Bonnie Schock (Courtesy venue)

“If I didn’t feel like it was a stretch, then I really wouldn’t be doing my job,” she said. “It is a stretch for the community, but it’s an essential stretch. The Fox is an iconic organization in Tucson. It’s part of the cultural identity; part of the space and place here in the desert.”

Schock said the Tucson area is a fast-growing region economically despite the setbacks of the pandemic, but there is a severe wealth gap and those on the short end suffered most.

“Our downtown has recovered extraordinarily,” she said, noting that her first day on the job was March 9, 2020, three days before the venue shut down. “It was devastated and now it’s shot back up.”

The Fox has a core audience age 50 and up, and they’ve returned to the theater in force, with an uptick in attendance from pre-pandemic levels.

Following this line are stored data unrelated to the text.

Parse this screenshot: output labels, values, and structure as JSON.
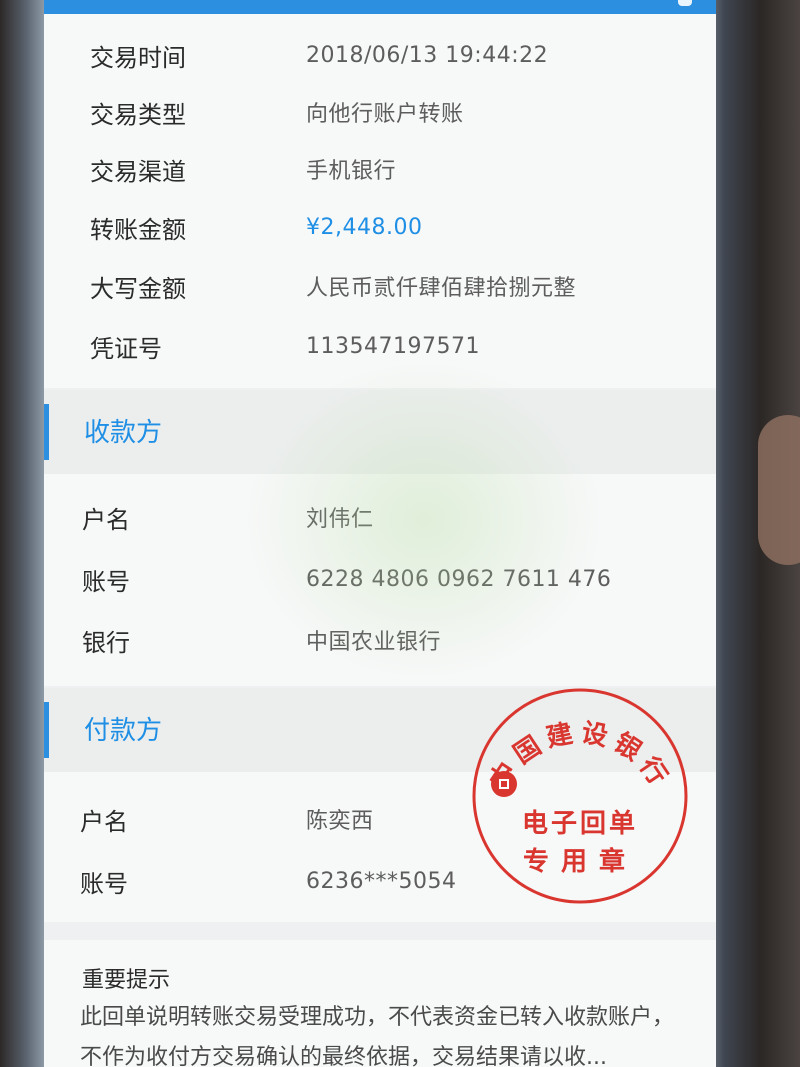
{
  "transaction": {
    "rows": [
      {
        "label": "交易时间",
        "value": "2018/06/13  19:44:22"
      },
      {
        "label": "交易类型",
        "value": "向他行账户转账"
      },
      {
        "label": "交易渠道",
        "value": "手机银行"
      },
      {
        "label": "转账金额",
        "value": "¥2,448.00"
      },
      {
        "label": "大写金额",
        "value": "人民币贰仟肆佰肆拾捌元整"
      },
      {
        "label": "凭证号",
        "value": "113547197571"
      }
    ]
  },
  "payee": {
    "title": "收款方",
    "rows": [
      {
        "label": "户名",
        "value": "刘伟仁"
      },
      {
        "label": "账号",
        "value": "6228 4806 0962 7611 476"
      },
      {
        "label": "银行",
        "value": "中国农业银行"
      }
    ]
  },
  "payer": {
    "title": "付款方",
    "rows": [
      {
        "label": "户名",
        "value": "陈奕西"
      },
      {
        "label": "账号",
        "value": "6236***5054"
      }
    ]
  },
  "notice": {
    "heading": "重要提示",
    "text": "此回单说明转账交易受理成功，不代表资金已转入收款账户，不作为收付方交易确认的最终依据，交易结果请以收..."
  },
  "stamp": {
    "bank_name": "中国建设银行",
    "line1": "电子回单",
    "line2": "专用章"
  },
  "colors": {
    "accent": "#2c8fe0",
    "stamp": "#d9362f"
  }
}
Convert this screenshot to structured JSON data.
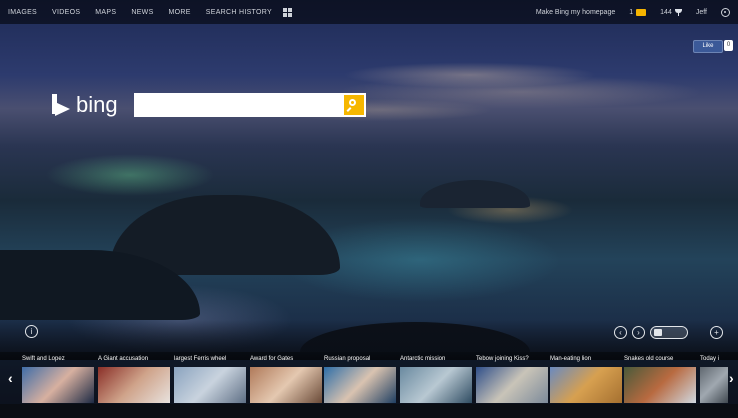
{
  "nav": {
    "items": [
      "IMAGES",
      "VIDEOS",
      "MAPS",
      "NEWS",
      "MORE",
      "SEARCH HISTORY"
    ],
    "right": {
      "homepage_link": "Make Bing my homepage",
      "rewards_count": "1",
      "points_label": "144",
      "user_name": "Jeff"
    }
  },
  "facebook": {
    "like_label": "Like",
    "count": "0"
  },
  "logo": {
    "text": "bing"
  },
  "search": {
    "value": "",
    "placeholder": ""
  },
  "colors": {
    "accent": "#f6b700",
    "topbar": "#000000"
  },
  "hotspots": {
    "info_label": "i",
    "prev_label": "‹",
    "next_label": "›",
    "plus_label": "+"
  },
  "news": {
    "tiles": [
      {
        "caption": "Swift and Lopez",
        "colors": [
          "#3f6da8",
          "#d7b0a0",
          "#1d2a44"
        ]
      },
      {
        "caption": "A Giant accusation",
        "colors": [
          "#8a2f28",
          "#cfa38a",
          "#e8e2de"
        ]
      },
      {
        "caption": "largest Ferris wheel",
        "colors": [
          "#8aa3bf",
          "#c9d3de",
          "#5e6f85"
        ]
      },
      {
        "caption": "Award for Gates",
        "colors": [
          "#b07a5a",
          "#e4c8b0",
          "#6a4a38"
        ]
      },
      {
        "caption": "Russian proposal",
        "colors": [
          "#2e6ea8",
          "#d9c3b0",
          "#1f3f62"
        ]
      },
      {
        "caption": "Antarctic mission",
        "colors": [
          "#6a8aa0",
          "#b8c8d2",
          "#2f4c62"
        ]
      },
      {
        "caption": "Tebow joining Kiss?",
        "colors": [
          "#2f4f8a",
          "#c9c4b8",
          "#7c8a9a"
        ]
      },
      {
        "caption": "Man-eating lion",
        "colors": [
          "#6a8ac0",
          "#d7a050",
          "#a57030"
        ]
      },
      {
        "caption": "Snakes old course",
        "colors": [
          "#4a5a3a",
          "#b86a40",
          "#d0d8e0"
        ]
      },
      {
        "caption": "Today i",
        "colors": [
          "#606870",
          "#a0a8b0",
          "#404850"
        ]
      }
    ]
  }
}
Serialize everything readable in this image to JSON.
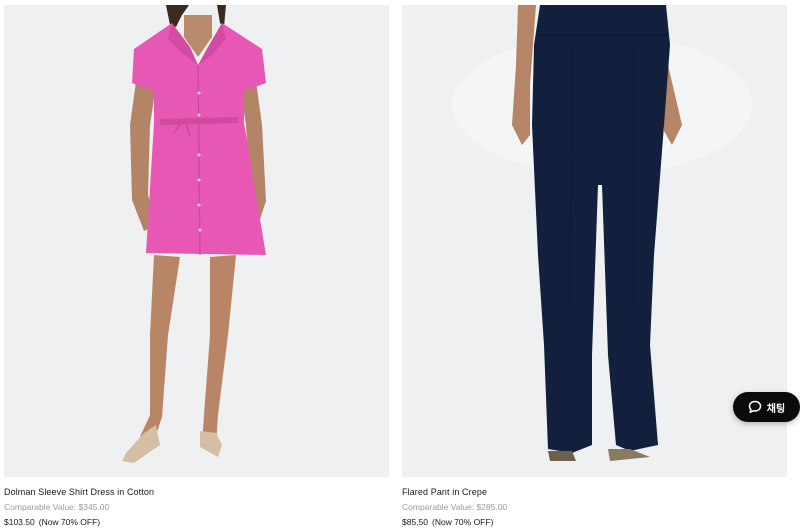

“We’re not subscription-based, we’re event-based,” Schock said. “We’ve made some choices in our programming as a presenter and we haven’t been as hard hit, but we are working very hard marketing-wise to make sure those seats are filled.”

The theater expansion project will allow for still more differentiation from other venues in town.

“We’re still in design phases but in one form or another we’ll have a roughly 200-capacity space added to the facility that should be a flexible multi-use space that can be seated informally. It could be jazz club seated, sit-down dinner seated it could be stand-up DJ party type events,” she said. “That will provide us with lots of flexibility that we don’t currently have on this very formal, 1,200-seat, proscenium auditorium.”

There will also be a rooftop bar that will be the full length of the venue.

“In that space, we imagine being able to do open-mic nights and local music before and after shows; a range of different things that will provide lots of opportunities for artists that we currently cannot serve in the community,” Schock said.